Right now, you’d think it was the latter – as whistleblowers are hung out to dry, zero lessons are learnt from doctors’ strikes, and the tennis game of rhetoric continues with no institutional change in sight.
Primula non nocere are the watch words, but every doctor will make a mistake at some point, and actual harm may be the result. With every sympathy and concern offered to the victims of those mistakes, it’s also how the mistake is acknowledged, learnt from, and how practice is adapted that matters too. We’ve seen doctors damned if they do (making a mistake, whether the blame rests entirely on their shoulders, or on a surrounding set of circumstances for which they shouldn’t solely be held accountable), and also damned if they don’t (the mere accusation of wrongdoing that is found to be false – but not before reputations are ruined and careers left virtually unsalvageable). And once the fires have died down, nothing new appears as testament to acknowledgement or learning.
Trial by media with emphasis on grieving relatives will never result in improvements in medicine. It will result in nervous doctors, frightened away from the profession by virtual lynch mobs and the knowledge that a majority of colleagues and those at the top of the ladder will not take a stance of solidarity in the firing line. It’s past time to talk openly about mistakes in the medical profession.

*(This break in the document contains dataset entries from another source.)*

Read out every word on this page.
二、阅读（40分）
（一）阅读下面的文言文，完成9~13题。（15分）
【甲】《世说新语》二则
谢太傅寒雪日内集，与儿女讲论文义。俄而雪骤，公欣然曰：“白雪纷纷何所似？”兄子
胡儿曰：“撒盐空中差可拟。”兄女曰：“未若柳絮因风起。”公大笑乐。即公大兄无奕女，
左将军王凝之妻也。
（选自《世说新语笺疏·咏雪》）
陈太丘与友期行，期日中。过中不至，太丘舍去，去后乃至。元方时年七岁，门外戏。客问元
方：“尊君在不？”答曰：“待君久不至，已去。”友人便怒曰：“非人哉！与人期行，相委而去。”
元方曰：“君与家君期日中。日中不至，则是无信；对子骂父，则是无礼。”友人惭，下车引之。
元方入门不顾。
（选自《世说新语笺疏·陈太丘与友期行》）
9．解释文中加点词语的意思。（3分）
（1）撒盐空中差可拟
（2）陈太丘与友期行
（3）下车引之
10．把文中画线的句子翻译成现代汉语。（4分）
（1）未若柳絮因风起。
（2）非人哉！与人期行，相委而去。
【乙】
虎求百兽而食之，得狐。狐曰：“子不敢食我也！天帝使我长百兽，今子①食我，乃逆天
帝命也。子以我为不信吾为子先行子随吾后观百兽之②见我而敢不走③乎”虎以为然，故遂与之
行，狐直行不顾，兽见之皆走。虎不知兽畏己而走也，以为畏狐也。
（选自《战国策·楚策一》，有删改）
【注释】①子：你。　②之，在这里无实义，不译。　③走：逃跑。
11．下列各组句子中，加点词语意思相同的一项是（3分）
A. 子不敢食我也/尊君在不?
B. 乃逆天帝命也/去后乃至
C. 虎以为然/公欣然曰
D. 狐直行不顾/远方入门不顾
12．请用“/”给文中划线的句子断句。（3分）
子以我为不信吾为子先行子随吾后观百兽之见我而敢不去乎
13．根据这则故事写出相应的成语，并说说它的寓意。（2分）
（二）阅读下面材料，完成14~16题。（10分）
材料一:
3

How can an industry possibly get better when those who accept they made mistakes are thrown to the wolves and exiled to the wastes? What kind of environment is allowed to thrive when a single accusation can go viral and completely level a career?
Incompetence is one thing. Mistakes are another. The two do not necessarily go hand in hand – and until those in governance are able to make a sober distinction we will continue to see devastatingly high rates of physician burnout, disillusionment, and abandonment of the profession.